South Africa is the continent’s ninth-largest country by area, with a population of almost 53 million of whom more than 2.1 million are civil servants. Providing them with connectivity is a monumental task at the best of times. Considering the remoteness of many of the areas, it often borders on impossible.

“Obviously, public servants are spread throughout the country,” says Ms du Toit. “We have public servants in even the smallest rural towns. We have members of the South African nation defence force on farms in the most rural areas of our country, and those people cannot get in a car and drive to a regional office, a physical building, and speak to a GEPF fund representative.

“So we created this initiative to take the services to those areas.”

The results were immediate.
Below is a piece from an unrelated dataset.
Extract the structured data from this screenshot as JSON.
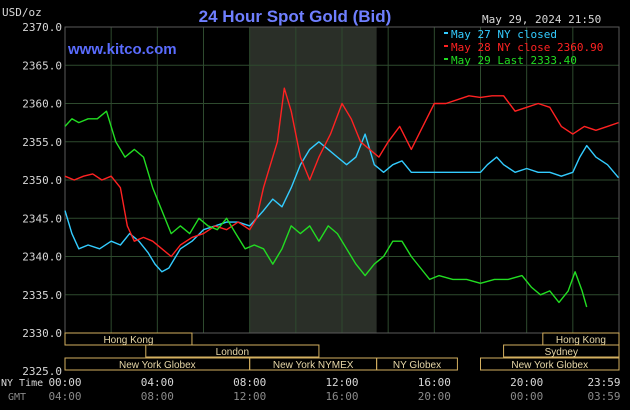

Mobile vans, equipped with YahClick deployable antennae, now travel across South Africa spreading knowledge on how to access pension funds. Still, Ms du Toit says that billions of rand remain unclaimed.

“There are thousands of people in our country that have money sitting at GEPF who are living in poverty that we can help,” Ms du Toit says.

“We cannot [change] that if we are sitting in an office, we can do that through mobile vans. We go to places where there is nothing. [The] SIM cards don’t work because there is no reception.”

Africa’s internet penetration is expected to reach 50 per cent by 2025 as smartphones hit a forecast 360 million, a significant rise from 16 per cent and 67 million in 2013.

“African and Asian economies are set to continue growing, allowing more people to attain higher disposable income and consequently, a better standard of living,” Mr Mahmood says.

“The correlation between investment in broadband connectivity and the growth in economic activity has been well established, with research suggesting that for every 10 per cent increase in broadband connectivity, the GDP of developing nations rises by 1.38 per cent.”

Such figures, allied with the obvious benefits of more affordable technology, should ensure there will be even fewer places without connectivity in 2017.

“Satellite communications services bring significant benefits for individuals and communities,” Mr Mahmood says.

“They offer stable, affordable broadband connectivity that, in turn, has the ability to change the fortunes of a nation, and its people, for the better.”